Sober in College aims to change status quo

SiC offers a 12-step program and plans to host social events on campus, Daily said.

Sober in College, a new organization starting at MU this fall, aims to promote living a sober lifestyle during the college years.

This organization, currently a small group of students, has been meeting regularly throughout the summer to get this organization off of the ground.

“The Wellness Center has really helped us out with getting some grant funding and helping us through the process. Right now, we’re looking at just filling out the paperwork to become an official organization,” said junior Laura Daily, a founding member of SiC.

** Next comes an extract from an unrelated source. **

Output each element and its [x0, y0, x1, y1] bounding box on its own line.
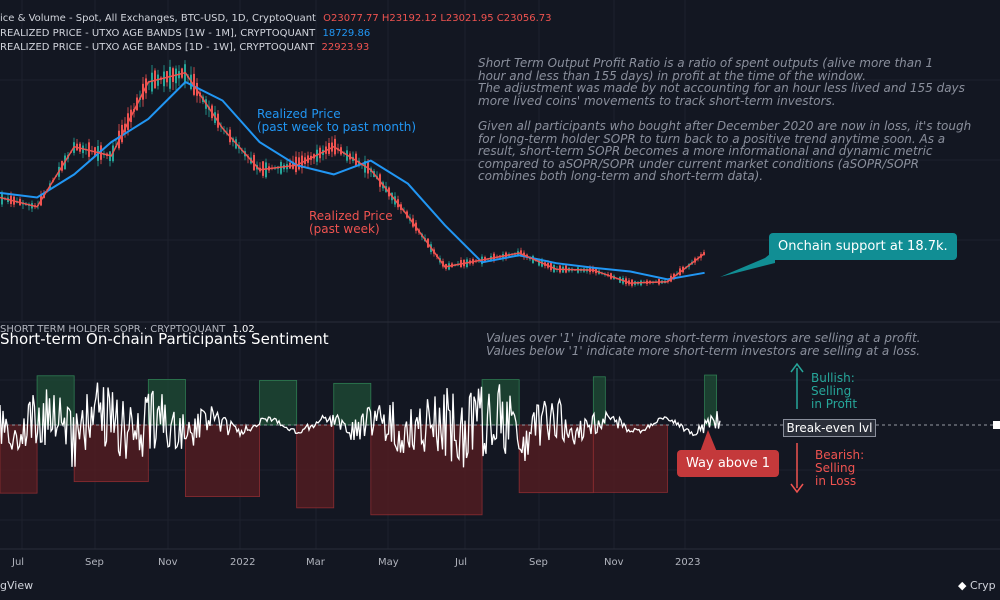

Until organization registration opens up in the fall, SiC organizers are focusing on laying out the plans for their 12-step program, which includes weekly open meetings where students are able to ask about recovery, and social events.

“There aren’t enough people in town this summer to actually have fully functional meetings,: senior Stuart Abrams, another member of the original group, said. “So right now, it’s just organizational meetings trying to get stuff planned out for this year.”

SiC has a threefold purpose: as a recovery program, an educational program and a place of support for anyone who leads a life of sobriety.

“A lot of times, people look at recovery as this very adult issue,” Daily said. “I’ve known people that have been in recovery since they were 12 years old to people who started their journey in their nineties.”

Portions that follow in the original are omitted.